Paradoxically, foreign observers of shootings in American schools see only regular events, which stir no emotions in them. At times, they are even perceived as twists in a particularly dramatic television series. This is not about some kind of cynicism toward the murder of children but, more likely, has to do with the specifics of gun culture in the United States, not so widely known in Russia. We can add to this the paranoia about safety, which is so widespread across the ocean. Otherwise, it would be impossible to find words to explain how a grown policeman not only suspected a teenager with a toy gun, but also tried to force him to follow police orders — familiar from many films. In fact, a child was killed purely because he refused to get down on the ground.

This atmosphere of paranoia in American society is just heating up. According to U.S. General Attorney Eric Holder, in the first decade of the new millennium, an average of five mass shootings a year took place, and so far in 2013, that number is already at 12. The school shooting cases are seen as a separate phenomenon, being researched by a number of American academics. It is strange that the surge in the number of such incidents in schools came in the 1990s, and any attempt to understand the psychology of a schoolchild as a potential murderer or sociology of “school shootings” was more than enough. By the way, we should add that the 1990s also saw the rise of teenage suicides in all developed countries; the U.S. did not lag behind others in these statistics and, just as in the case of school shootings, took no notice of the general recommendations. Thus, a general form of aggression and auto-aggression came to be realized in the country, without any clear understanding of the mechanisms of how such a psyche developed.

The Second Amendment to the 1791 U.S. Constitution grants citizens the right to bear arms. The main danger comes from assault weapons, which can be equated to fully fledged combat weapons. In 1994, Bill Clinton passed a federal ban on various types of rifles and machine guns, but the ban expired after 10 years, and it is difficult to say how this expiration contributed to the growth of mass shootings in America. It is not known whether the signatures of 400,000 U.S. citizens on a petition about limiting the arms trade, to be handed to the authorities, was enough. Anyway, limiting the arms trade would in no way solve the problem of the appearance of school shooting “heroes.” If someone has already decided to carry out a shooting, he or she is capable of finding a weapon. It is unlikely that another ban will lower the level of paranoia that has penetrated American society.

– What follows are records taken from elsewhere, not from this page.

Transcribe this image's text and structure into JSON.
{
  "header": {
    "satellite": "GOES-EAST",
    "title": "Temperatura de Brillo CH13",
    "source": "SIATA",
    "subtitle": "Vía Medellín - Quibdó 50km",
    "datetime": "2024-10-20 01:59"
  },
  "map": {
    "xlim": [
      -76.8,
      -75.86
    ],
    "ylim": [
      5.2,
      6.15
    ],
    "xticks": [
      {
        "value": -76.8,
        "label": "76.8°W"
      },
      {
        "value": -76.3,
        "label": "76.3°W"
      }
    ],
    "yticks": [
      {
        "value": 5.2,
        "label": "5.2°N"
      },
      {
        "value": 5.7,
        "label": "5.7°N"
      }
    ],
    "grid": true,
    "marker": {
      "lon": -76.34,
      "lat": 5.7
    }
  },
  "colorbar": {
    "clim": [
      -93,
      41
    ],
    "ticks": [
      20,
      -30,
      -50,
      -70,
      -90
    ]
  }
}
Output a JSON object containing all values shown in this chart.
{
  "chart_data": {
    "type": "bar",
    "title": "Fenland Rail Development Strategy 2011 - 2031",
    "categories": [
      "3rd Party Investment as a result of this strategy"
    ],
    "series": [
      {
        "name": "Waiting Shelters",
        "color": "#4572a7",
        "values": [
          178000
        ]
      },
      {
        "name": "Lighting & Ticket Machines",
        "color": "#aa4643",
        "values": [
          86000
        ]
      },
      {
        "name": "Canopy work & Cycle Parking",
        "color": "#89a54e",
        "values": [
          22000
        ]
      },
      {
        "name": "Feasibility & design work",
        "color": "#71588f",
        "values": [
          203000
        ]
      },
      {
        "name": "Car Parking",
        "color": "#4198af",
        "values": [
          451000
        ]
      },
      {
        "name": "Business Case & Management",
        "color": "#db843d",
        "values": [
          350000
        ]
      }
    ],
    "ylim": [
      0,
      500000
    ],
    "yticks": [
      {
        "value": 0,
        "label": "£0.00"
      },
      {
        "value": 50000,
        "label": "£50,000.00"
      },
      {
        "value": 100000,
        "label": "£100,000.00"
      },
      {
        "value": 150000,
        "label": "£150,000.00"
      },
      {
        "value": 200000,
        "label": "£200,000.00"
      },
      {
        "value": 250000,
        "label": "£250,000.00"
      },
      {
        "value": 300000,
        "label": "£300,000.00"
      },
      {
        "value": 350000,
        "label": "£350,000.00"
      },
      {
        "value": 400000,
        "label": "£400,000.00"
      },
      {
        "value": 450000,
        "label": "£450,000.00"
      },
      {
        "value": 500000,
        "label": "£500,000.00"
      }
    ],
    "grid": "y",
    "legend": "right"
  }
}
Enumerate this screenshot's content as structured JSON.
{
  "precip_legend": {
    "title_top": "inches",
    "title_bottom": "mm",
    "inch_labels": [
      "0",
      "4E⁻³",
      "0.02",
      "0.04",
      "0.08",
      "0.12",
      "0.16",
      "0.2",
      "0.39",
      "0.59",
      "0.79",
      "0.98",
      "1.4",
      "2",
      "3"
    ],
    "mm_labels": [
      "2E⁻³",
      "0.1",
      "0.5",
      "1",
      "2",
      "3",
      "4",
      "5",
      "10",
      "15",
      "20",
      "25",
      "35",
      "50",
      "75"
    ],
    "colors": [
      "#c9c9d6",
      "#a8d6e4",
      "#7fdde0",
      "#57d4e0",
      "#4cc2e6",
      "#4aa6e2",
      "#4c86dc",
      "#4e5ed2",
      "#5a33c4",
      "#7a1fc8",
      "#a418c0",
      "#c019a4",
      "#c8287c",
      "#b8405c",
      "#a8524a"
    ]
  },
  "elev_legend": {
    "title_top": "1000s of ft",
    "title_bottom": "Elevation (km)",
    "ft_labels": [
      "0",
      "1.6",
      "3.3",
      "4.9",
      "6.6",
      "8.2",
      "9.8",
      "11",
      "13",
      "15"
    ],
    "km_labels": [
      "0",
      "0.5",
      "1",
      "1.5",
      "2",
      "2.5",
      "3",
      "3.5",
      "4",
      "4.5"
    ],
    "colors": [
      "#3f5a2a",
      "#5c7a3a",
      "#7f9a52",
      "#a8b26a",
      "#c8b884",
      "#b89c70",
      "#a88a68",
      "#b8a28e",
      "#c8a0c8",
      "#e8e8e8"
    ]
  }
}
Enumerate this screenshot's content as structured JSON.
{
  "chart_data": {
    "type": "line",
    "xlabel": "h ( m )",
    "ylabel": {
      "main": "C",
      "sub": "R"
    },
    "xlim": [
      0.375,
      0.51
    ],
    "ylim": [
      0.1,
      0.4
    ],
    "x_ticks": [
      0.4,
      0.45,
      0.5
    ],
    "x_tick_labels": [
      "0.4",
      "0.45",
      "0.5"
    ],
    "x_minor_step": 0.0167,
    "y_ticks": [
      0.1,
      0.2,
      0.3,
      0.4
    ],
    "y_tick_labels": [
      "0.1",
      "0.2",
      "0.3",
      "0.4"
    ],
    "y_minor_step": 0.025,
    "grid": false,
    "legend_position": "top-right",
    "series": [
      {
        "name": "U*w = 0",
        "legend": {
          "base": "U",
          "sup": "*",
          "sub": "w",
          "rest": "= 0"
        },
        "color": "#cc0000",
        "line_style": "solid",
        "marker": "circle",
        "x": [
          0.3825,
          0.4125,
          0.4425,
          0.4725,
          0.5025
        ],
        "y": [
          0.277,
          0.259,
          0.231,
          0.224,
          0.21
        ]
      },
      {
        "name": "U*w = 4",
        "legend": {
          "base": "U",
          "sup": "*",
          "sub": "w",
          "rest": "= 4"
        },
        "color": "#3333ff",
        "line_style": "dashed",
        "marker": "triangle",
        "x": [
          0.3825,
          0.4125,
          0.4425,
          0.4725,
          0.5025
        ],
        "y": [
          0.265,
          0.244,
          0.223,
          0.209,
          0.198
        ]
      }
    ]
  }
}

We do not intend to bring up the old “hate” for America or reinforce, as in the olden Soviet days, the rotten character of bourgeois society; that is not our intention. This is exactly the same paranoid atmosphere developing in modern Russian-American relations. The steps the country across the ocean is taking — protecting the rights of sexual minorities, boycotting of the upcoming Olympic games, defending “political prisoners” Pussy Riot, which goes beyond any common sense, and the mass psychosis regarding Snowden — in no way show common sense or constructive cooperation. If Stalinism really is an absolute evil that American “intellectuals” and politicians will never tire of fighting, then, on their own land, they have created and supported a mentally unhealthy atmosphere of pervading suspicion and insecurity, characteristic of the Soviet Union under Stalin. In an instant, even teenagers can become “enemies of the American people” — hanging around with toy guns — and will be treated as an “enemy of the Soviet people.”

On my first visit to the United States, I became acquainted with the lives of many small towns or academic centers that clearly reminded me of the atmosphere in the USSR. I was particularly struck by the similarities with the Soviet ideological machine, from top to bottom. It is for this reason that the attempts of American politicians to educate or transform modern Russian society are so ironic, even almost sarcastic.

Paranoia became Joseph Stalin’s constant companion, to the very last days of his life. This is not about the similarities or differences in ideology, but about the imperial paranoia that binds society, just as effectively as the Gulag Archipelago.